The updated feed cost formula better reflects the actual cost dairy farmers pay for high-quality alfalfa hay. FSA will calculate payments using 100% premium alfalfa hay rather than 50%. The amended feed cost formula will make DMC payments more reflective of actual dairy producer expenses.
Rettler estimates that this change would have increased 2021 year-to-date feed costs by an average of $0.22/cwt.
"The impact will be approximately $1,700 for each 1 million pounds of milk insured that received indemnity payment," he said.
The change in hay price will be retroactive to January 202, according to the NMPF.

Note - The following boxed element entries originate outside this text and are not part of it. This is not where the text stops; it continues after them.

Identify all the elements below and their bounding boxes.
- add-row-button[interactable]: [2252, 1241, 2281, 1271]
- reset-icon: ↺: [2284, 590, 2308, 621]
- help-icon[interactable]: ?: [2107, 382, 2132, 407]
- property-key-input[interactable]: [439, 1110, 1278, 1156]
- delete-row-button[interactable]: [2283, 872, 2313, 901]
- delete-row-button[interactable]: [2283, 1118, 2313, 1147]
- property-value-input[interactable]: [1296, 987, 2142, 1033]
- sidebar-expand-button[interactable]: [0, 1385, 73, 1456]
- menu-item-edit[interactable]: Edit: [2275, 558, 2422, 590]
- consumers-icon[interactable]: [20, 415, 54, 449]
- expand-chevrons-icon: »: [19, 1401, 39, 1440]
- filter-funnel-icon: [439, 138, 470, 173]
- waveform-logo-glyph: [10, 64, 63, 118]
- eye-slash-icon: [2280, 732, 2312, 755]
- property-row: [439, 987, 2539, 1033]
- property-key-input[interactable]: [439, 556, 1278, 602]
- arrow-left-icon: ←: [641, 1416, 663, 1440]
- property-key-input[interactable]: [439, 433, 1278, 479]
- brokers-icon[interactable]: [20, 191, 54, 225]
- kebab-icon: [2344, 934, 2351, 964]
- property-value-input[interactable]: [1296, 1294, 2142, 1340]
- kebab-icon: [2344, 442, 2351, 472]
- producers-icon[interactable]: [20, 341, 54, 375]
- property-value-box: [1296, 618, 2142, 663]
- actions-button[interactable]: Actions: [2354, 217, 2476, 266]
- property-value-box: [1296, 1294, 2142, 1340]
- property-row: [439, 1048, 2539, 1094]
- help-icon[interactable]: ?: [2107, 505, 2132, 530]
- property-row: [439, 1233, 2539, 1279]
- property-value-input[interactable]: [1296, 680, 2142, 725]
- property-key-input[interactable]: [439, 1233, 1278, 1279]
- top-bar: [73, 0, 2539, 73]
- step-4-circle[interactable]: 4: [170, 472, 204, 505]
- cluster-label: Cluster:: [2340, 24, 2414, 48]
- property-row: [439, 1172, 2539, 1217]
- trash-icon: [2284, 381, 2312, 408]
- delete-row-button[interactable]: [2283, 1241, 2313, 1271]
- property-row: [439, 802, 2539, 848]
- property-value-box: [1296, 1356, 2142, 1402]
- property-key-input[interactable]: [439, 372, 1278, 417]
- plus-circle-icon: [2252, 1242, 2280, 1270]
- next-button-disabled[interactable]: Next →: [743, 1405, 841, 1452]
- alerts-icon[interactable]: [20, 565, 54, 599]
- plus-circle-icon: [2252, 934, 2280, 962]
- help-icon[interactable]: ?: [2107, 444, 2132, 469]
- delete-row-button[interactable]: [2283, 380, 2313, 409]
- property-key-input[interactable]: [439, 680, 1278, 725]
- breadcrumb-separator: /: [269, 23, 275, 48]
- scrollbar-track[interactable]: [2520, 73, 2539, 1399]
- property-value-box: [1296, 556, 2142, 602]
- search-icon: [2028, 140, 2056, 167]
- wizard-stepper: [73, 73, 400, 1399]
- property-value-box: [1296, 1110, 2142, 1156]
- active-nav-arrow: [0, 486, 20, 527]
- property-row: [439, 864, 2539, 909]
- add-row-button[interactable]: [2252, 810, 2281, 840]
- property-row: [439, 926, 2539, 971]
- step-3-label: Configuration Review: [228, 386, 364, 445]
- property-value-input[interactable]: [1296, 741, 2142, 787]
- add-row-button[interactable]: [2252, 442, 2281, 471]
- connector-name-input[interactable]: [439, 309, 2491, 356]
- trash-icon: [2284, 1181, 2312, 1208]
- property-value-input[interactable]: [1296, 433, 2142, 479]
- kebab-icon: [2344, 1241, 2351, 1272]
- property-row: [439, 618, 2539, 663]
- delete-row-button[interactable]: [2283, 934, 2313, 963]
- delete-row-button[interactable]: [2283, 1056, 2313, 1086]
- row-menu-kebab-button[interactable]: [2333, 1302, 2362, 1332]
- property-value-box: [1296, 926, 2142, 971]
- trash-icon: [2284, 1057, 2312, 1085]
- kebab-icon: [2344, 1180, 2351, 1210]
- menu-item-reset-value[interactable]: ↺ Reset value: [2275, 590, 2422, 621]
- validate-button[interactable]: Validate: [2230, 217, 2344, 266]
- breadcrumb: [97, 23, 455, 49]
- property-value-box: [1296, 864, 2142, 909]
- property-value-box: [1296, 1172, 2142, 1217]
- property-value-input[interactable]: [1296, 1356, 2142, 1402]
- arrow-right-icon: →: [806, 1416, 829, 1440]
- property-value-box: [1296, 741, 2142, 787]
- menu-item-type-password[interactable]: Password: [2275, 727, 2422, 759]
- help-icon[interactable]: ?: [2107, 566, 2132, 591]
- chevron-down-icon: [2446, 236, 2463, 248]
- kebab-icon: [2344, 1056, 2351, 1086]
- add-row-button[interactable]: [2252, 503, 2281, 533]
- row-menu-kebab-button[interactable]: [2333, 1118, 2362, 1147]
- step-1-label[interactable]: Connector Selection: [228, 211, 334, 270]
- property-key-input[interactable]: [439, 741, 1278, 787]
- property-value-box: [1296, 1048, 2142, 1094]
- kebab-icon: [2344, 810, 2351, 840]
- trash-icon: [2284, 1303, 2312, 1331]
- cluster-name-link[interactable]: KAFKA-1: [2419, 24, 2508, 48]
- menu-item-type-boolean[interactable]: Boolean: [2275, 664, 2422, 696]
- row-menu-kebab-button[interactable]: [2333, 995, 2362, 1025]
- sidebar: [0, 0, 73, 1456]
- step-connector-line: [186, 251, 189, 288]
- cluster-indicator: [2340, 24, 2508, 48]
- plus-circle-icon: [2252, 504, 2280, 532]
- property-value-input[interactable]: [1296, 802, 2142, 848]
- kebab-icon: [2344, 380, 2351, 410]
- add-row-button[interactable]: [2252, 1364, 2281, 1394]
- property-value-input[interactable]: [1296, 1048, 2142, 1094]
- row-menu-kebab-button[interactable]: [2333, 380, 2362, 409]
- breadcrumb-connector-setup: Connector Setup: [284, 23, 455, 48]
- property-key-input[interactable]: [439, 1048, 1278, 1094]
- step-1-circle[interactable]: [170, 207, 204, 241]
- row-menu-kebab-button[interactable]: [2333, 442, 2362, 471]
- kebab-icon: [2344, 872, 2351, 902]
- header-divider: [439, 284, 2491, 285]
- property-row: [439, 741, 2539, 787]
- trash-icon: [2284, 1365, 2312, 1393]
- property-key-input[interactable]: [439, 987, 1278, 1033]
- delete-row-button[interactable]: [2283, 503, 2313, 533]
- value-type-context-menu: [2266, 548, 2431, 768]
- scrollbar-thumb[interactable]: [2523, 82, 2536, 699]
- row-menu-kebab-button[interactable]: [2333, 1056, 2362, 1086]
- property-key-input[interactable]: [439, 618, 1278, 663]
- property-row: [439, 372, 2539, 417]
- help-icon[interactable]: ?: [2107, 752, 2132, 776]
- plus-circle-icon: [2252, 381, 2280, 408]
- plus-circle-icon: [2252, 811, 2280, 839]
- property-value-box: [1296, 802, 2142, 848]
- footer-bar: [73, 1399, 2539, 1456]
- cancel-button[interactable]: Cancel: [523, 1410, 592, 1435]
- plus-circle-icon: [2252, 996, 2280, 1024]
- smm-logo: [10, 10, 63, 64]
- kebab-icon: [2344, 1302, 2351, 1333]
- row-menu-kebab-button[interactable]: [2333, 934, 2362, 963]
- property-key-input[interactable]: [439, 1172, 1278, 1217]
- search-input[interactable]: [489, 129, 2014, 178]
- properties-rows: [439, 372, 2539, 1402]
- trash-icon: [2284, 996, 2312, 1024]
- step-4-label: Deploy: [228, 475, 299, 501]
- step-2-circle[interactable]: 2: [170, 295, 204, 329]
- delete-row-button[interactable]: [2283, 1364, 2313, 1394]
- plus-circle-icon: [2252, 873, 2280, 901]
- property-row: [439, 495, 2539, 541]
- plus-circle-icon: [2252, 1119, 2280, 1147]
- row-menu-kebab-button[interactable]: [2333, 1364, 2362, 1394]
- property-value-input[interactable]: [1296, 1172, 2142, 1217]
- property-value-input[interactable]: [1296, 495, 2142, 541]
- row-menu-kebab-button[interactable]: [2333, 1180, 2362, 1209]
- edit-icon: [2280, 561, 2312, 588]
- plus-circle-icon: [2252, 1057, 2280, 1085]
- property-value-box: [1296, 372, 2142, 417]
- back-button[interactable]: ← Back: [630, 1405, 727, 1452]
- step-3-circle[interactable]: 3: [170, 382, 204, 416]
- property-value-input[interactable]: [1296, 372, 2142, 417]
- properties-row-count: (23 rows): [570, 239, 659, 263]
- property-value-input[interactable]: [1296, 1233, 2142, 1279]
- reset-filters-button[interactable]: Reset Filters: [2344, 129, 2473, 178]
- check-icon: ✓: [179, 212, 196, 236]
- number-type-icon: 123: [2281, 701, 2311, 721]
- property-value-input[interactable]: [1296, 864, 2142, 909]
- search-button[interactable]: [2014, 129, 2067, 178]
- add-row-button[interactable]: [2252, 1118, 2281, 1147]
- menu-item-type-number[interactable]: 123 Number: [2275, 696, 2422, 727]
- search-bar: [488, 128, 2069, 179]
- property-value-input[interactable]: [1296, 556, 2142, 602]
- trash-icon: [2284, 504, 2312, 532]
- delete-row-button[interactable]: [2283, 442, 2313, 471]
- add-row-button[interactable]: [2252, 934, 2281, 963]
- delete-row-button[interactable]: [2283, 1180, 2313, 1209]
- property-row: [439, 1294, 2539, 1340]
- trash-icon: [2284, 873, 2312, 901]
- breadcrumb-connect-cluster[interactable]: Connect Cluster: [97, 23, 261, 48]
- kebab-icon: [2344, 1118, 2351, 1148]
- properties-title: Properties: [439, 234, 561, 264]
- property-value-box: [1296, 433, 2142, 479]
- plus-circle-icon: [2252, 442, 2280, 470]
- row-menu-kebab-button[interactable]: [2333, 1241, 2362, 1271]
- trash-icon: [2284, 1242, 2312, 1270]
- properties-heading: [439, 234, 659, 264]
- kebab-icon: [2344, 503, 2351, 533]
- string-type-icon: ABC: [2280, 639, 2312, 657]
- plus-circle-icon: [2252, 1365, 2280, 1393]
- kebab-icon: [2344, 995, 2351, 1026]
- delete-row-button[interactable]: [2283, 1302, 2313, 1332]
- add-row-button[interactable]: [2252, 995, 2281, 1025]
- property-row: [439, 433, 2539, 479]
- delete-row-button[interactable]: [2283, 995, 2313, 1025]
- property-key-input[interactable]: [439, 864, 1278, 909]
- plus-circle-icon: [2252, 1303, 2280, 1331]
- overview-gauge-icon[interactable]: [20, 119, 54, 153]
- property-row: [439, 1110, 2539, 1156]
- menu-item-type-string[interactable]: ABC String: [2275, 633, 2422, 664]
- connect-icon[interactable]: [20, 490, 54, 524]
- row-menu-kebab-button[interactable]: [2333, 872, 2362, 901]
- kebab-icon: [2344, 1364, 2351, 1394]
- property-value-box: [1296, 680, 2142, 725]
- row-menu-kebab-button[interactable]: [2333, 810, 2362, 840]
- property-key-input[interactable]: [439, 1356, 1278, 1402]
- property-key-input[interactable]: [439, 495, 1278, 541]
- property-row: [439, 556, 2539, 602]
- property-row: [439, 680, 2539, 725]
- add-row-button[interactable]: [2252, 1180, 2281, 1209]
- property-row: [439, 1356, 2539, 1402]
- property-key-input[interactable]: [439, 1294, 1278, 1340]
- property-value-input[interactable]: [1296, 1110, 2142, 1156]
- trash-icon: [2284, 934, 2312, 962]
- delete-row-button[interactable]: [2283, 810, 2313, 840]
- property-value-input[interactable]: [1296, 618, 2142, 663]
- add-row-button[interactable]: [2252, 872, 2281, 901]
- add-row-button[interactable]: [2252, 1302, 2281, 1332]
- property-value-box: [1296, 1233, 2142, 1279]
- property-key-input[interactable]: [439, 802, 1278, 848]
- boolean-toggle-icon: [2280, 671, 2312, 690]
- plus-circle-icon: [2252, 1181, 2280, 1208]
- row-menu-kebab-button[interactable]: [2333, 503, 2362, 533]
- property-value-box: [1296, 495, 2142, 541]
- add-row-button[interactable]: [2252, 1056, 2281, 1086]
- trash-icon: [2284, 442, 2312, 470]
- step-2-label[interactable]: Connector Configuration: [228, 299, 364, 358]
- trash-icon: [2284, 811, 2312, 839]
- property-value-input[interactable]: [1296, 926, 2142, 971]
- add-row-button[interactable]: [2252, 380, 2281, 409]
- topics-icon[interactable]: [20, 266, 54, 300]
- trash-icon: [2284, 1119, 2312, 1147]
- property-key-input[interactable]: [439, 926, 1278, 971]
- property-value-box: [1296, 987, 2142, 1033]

Additional Dairy Assistance
The announcement of the program's enhancements is part of a broader package to help the dairy industry respond to the pandemic and other challenges. USDA is also amending Dairy Indemnity Payment Program (DIPP) regulations to add provisions for the indemnification of cows that are likely to be not marketable for longer durations, as a result, for example, of per- and polyfluoroalkyl substances.
FSA also worked closely with USDA's Natural Resources Conservation Service to target assistance through the Environmental Quality Incentives Program and other conservation programs to help producers safely dispose of and address resource concerns created by affected cows. Other recent dairy announcements include $350 million through the Pandemic Market Volatility Assistance Program and $400 million for the Dairy Donation Program.